September 11, 2018 at 9:26 pm
Thanks, Eva. So am I. It would have been a great loss.
September 11, 2018 at 9:29 pm
Thanks, Richard. It’s also why we find some things so hard to throw away, I suppose. Objects attract memories and emotions and it can feel as though we are throwing those away with the thing itself. .
September 11, 2018 at 9:45 pm
Yes, that’s so true.
September 17, 2018 at 1:42 pm
Woot!
September 17, 2018 at 8:07 pm
So glad you found it.
It was lovely to meet you at the Devon Guild a few weeks ago.I am taking the little bag to India with me in a few weeks to hold my journal. Today I found in my bag the piece of paper I dip dyed and wonder if you could refresh my memory as to how to make the little Indigo God. (i think thats what it was called!)

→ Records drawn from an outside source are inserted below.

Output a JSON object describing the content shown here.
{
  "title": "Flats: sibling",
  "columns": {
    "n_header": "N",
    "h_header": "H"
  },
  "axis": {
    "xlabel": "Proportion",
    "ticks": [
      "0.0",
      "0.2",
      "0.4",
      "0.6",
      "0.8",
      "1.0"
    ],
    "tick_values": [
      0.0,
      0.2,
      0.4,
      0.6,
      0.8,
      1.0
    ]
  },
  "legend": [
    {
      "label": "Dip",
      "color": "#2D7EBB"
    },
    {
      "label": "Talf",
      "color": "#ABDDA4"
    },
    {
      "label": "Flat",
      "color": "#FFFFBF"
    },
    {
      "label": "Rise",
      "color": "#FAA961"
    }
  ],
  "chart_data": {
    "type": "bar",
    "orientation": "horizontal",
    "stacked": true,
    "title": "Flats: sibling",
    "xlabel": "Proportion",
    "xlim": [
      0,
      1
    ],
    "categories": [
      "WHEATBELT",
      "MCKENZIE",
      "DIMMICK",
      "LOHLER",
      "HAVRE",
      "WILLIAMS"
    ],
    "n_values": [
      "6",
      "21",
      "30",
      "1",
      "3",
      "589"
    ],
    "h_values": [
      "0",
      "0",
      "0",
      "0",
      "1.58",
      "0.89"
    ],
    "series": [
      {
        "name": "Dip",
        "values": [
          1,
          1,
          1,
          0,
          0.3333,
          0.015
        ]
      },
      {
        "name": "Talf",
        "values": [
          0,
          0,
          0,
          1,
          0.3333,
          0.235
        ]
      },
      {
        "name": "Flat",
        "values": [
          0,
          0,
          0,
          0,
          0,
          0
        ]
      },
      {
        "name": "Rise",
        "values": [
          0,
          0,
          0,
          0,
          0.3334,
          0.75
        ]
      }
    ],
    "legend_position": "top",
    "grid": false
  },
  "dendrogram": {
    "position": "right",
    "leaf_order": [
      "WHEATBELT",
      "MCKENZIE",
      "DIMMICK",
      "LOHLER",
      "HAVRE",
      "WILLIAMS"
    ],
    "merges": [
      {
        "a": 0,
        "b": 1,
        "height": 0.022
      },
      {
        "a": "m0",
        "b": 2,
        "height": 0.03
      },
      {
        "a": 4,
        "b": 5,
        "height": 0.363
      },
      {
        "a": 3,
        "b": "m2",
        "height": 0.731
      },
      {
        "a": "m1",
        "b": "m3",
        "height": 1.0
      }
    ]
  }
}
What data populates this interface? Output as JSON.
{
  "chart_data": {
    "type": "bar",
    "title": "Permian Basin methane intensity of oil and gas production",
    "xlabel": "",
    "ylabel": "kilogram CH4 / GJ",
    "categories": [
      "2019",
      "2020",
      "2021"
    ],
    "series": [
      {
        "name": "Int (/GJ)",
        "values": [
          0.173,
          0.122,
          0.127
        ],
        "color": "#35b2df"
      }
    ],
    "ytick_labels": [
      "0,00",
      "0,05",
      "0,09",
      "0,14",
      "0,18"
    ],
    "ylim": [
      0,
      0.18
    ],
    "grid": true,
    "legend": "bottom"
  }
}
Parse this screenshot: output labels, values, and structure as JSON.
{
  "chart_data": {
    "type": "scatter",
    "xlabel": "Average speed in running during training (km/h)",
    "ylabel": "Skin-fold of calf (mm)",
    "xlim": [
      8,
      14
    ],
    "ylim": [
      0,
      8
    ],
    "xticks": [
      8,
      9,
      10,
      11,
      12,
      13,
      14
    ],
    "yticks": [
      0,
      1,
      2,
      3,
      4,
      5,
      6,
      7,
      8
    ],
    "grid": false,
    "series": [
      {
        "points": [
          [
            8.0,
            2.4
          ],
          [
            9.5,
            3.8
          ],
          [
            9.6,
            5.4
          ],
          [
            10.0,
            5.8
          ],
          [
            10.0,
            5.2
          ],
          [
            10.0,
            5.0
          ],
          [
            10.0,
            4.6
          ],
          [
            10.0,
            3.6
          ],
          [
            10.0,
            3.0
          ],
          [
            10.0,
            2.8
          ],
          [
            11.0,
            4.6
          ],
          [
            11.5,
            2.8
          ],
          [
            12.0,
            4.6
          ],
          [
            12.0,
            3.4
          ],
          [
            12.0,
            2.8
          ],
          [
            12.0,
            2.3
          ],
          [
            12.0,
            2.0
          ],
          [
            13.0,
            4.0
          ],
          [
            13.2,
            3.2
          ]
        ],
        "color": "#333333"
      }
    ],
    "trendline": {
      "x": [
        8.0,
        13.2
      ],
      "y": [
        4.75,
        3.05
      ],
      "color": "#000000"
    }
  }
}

September 17, 2018 at 9:05 pm
Hi Bethan,
How nice to hear from you. I’m away from home for a few days so it’s not easy to explain how to make the god (following Japanese tradition) without a sample. I’ll send some instructions when I get home. Where are you off to in India?
September 17, 2018 at 9:51 pm
Thank you. I’m off to Delhi, Jaipur and pushkar with my Daughter.